While it's dangerous to believe that any rally will continue indefinitely, investors were surely getting that impression with cryptocurrencies this week. So many notched double-digit percentage gains, it was almost as if anyone could put on a blindfold, point to a name, and grab a sharply appreciating asset.

A great many altcoins would have done the job. According to data compiled by S&P Global Market Intelligence, for example, BNB (BNB -2.31%) booked a weekly gain of 10%, while Hedera (HBAR -5.20%) edged past it with a 11% rise. Not to be outdone, VeChain (VET -2.01%) zoomed nearly 20% higher and Internet Computer (ICP -3.83%) defied gravity at an almost 30% clip.

No roadblocks on this rally

The rally continues to thunder along largely because there's nothing stopping it. Much of this has to do with macroeconomic factors, chiefly dwindling inflation and the prospect it opens for interest rate cuts.

Inflation seems to be cooling around the globe.
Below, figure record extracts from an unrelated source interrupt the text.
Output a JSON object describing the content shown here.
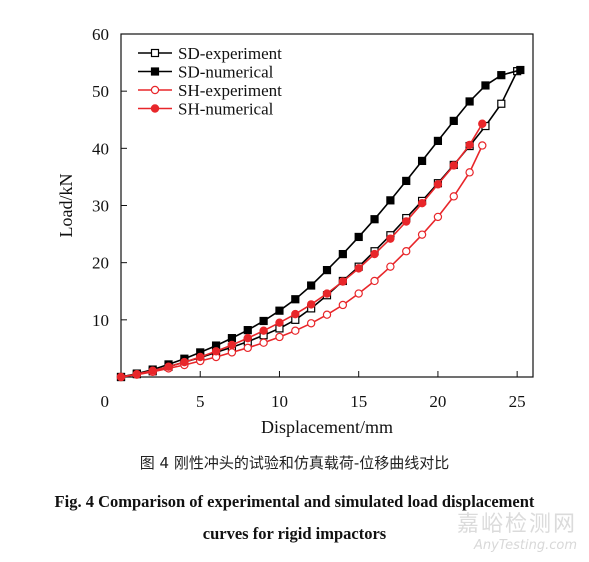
{
  "chart_data": {
    "type": "line",
    "xlabel": "Displacement/mm",
    "ylabel": "Load/kN",
    "xlim": [
      0,
      26
    ],
    "ylim": [
      0,
      60
    ],
    "xticks": [
      0,
      5,
      10,
      15,
      20,
      25
    ],
    "yticks": [
      10,
      20,
      30,
      40,
      50,
      60
    ],
    "legend": "top-left",
    "grid": false,
    "series": [
      {
        "name": "SD-experiment",
        "color": "#000000",
        "marker": "square-open",
        "x": [
          0,
          1,
          2,
          3,
          4,
          5,
          6,
          7,
          8,
          9,
          10,
          11,
          12,
          13,
          14,
          15,
          16,
          17,
          18,
          19,
          20,
          21,
          22,
          23,
          24,
          25
        ],
        "y": [
          0,
          0.5,
          1.0,
          1.8,
          2.6,
          3.4,
          4.3,
          5.2,
          6.2,
          7.3,
          8.5,
          10.0,
          12.0,
          14.3,
          16.8,
          19.3,
          22.0,
          24.8,
          27.8,
          30.8,
          33.9,
          37.1,
          40.4,
          43.9,
          47.8,
          53.5
        ]
      },
      {
        "name": "SD-numerical",
        "color": "#000000",
        "marker": "square-filled",
        "x": [
          0,
          1,
          2,
          3,
          4,
          5,
          6,
          7,
          8,
          9,
          10,
          11,
          12,
          13,
          14,
          15,
          16,
          17,
          18,
          19,
          20,
          21,
          22,
          23,
          24,
          25.2
        ],
        "y": [
          0,
          0.6,
          1.3,
          2.2,
          3.2,
          4.3,
          5.5,
          6.8,
          8.2,
          9.8,
          11.6,
          13.6,
          16.0,
          18.7,
          21.5,
          24.5,
          27.6,
          30.9,
          34.3,
          37.8,
          41.3,
          44.8,
          48.2,
          51.0,
          52.8,
          53.7
        ]
      },
      {
        "name": "SH-experiment",
        "color": "#e8262a",
        "marker": "circle-open",
        "x": [
          0,
          1,
          2,
          3,
          4,
          5,
          6,
          7,
          8,
          9,
          10,
          11,
          12,
          13,
          14,
          15,
          16,
          17,
          18,
          19,
          20,
          21,
          22,
          22.8
        ],
        "y": [
          0,
          0.4,
          0.9,
          1.5,
          2.1,
          2.8,
          3.5,
          4.3,
          5.1,
          6.0,
          7.0,
          8.1,
          9.4,
          10.9,
          12.6,
          14.6,
          16.8,
          19.3,
          22.0,
          24.9,
          28.0,
          31.6,
          35.8,
          40.5
        ]
      },
      {
        "name": "SH-numerical",
        "color": "#e8262a",
        "marker": "circle-filled",
        "x": [
          0,
          1,
          2,
          3,
          4,
          5,
          6,
          7,
          8,
          9,
          10,
          11,
          12,
          13,
          14,
          15,
          16,
          17,
          18,
          19,
          20,
          21,
          22,
          22.8
        ],
        "y": [
          0,
          0.5,
          1.1,
          1.8,
          2.6,
          3.5,
          4.5,
          5.6,
          6.8,
          8.1,
          9.5,
          11.0,
          12.7,
          14.6,
          16.7,
          19.0,
          21.5,
          24.2,
          27.2,
          30.4,
          33.7,
          37.0,
          40.6,
          44.3
        ]
      }
    ]
  },
  "captions": {
    "cn": "图 4   刚性冲头的试验和仿真载荷-位移曲线对比",
    "en_line1": "Fig. 4   Comparison of experimental and simulated load displacement",
    "en_line2": "curves for rigid impactors"
  },
  "watermark": {
    "cn": "嘉峪检测网",
    "en": "AnyTesting.com"
  }
}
On Wednesday, the U.K.'s office for National Statistics revealed in its latest data dump that the country's increase in consumer prices, a leading inflation indicator, rose by 3.9% on an annual basis in November. That might sound chunky to American inflation hawks, but it actually represented quite a fall from the previous month's 4.6% increase.
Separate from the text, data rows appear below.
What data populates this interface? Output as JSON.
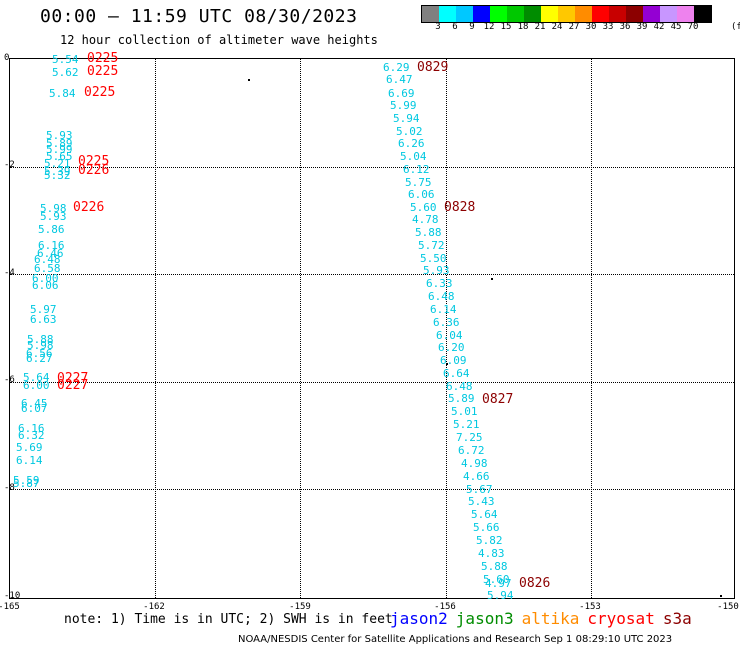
{
  "title": "00:00 — 11:59 UTC 08/30/2023",
  "subtitle": "12 hour collection of altimeter wave heights",
  "colorbar": {
    "colors": [
      "#808080",
      "#00ffff",
      "#00c8ff",
      "#0000ff",
      "#00ff00",
      "#00c800",
      "#008c00",
      "#ffff00",
      "#ffc800",
      "#ff8c00",
      "#ff0000",
      "#c80000",
      "#8c0000",
      "#9400d3",
      "#c896ff",
      "#ee82ee",
      "#000000"
    ],
    "labels": [
      "3",
      "6",
      "9",
      "12",
      "15",
      "18",
      "21",
      "24",
      "27",
      "30",
      "33",
      "36",
      "39",
      "42",
      "45",
      "70"
    ],
    "unit": "(ft)"
  },
  "axes": {
    "y_ticks": [
      "0",
      "-2",
      "-4",
      "-6",
      "-8",
      "-10"
    ],
    "x_ticks": [
      "-165",
      "-162",
      "-159",
      "-156",
      "-153",
      "-150"
    ]
  },
  "left_track": {
    "swh": [
      "5.54",
      "5.62",
      "5.84",
      "5.93",
      "5.89",
      "5.99",
      "5.65",
      "5.21",
      "5.39",
      "5.32",
      "5.98",
      "5.93",
      "5.86",
      "6.16",
      "6.46",
      "6.48",
      "6.58",
      "6.00",
      "6.06",
      "5.97",
      "6.63",
      "5.88",
      "5.98",
      "6.56",
      "6.27",
      "5.64",
      "6.00",
      "6.45",
      "6.07",
      "6.16",
      "6.32",
      "5.69",
      "6.14",
      "5.59",
      "5.87"
    ],
    "times": [
      "0225",
      "0225",
      "0225",
      "0225",
      "0226",
      "0226",
      "0227",
      "0227"
    ]
  },
  "right_track": {
    "swh": [
      "6.29",
      "6.47",
      "6.69",
      "5.99",
      "5.94",
      "5.02",
      "6.26",
      "5.04",
      "6.12",
      "5.75",
      "6.06",
      "5.60",
      "4.78",
      "5.88",
      "5.72",
      "5.50",
      "5.93",
      "6.33",
      "6.48",
      "6.14",
      "6.36",
      "6.04",
      "6.20",
      "6.09",
      "6.64",
      "6.48",
      "5.89",
      "5.01",
      "5.21",
      "7.25",
      "6.72",
      "4.98",
      "4.66",
      "5.67",
      "5.43",
      "5.64",
      "5.66",
      "5.82",
      "4.83",
      "5.88",
      "5.60",
      "4.97",
      "5.94"
    ],
    "times": [
      "0829",
      "0828",
      "0827",
      "0826"
    ]
  },
  "note": "note: 1) Time is in UTC; 2) SWH is in feet",
  "satellites": [
    {
      "name": "jason2",
      "color": "#0000ff"
    },
    {
      "name": "jason3",
      "color": "#008c00"
    },
    {
      "name": "altika",
      "color": "#ff8c00"
    },
    {
      "name": "cryosat",
      "color": "#ff0000"
    },
    {
      "name": "s3a",
      "color": "#8c0000"
    }
  ],
  "footer": "NOAA/NESDIS Center for Satellite Applications and Research    Sep  1 08:29:10 UTC 2023"
}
Meanwhile, on our shores, Federal Reserve officials are now openly discussing the "how much" and "when" of cuts to the regulator's key interest rate. This discussion would have been nearly unthinkable even six months ago, when inflation was notably more stubborn than today.

All this plays beautifully into the hands of risk-taking investors. Yes, many altcoins have practical uses. Internet Computer, for example, laces together data centers so they can connect, disseminate, and share information without the need for a central machine. However, few if any have proved to be the anchors of blockchain systems that can produce strong and steady profits.

An easier way to invest in cryptos

That increased taste for risk is mirrored by the outperformance of many volatile equities. Some, like cryptocurrencies of late, have motored well higher than their "safer" and steadier peers. All in all, the market as a whole is more willing these days to speculate on jumpier assets.

Another factor worth mentioning hasn't yet materialized -- regulatory approval for spot cryptocurrency exchange-traded funds (ETFs). These would allow investors to put their money almost directly into choice coins and tokens in one fell swoop, rather than go through the many motions of buying cryptos outright.

Spot crypto ETFs are like ultra-low inflation numbers, in that they are still in the "hoping and wishing" stage. Many altcoin investors, though, believe both will become reality very soon.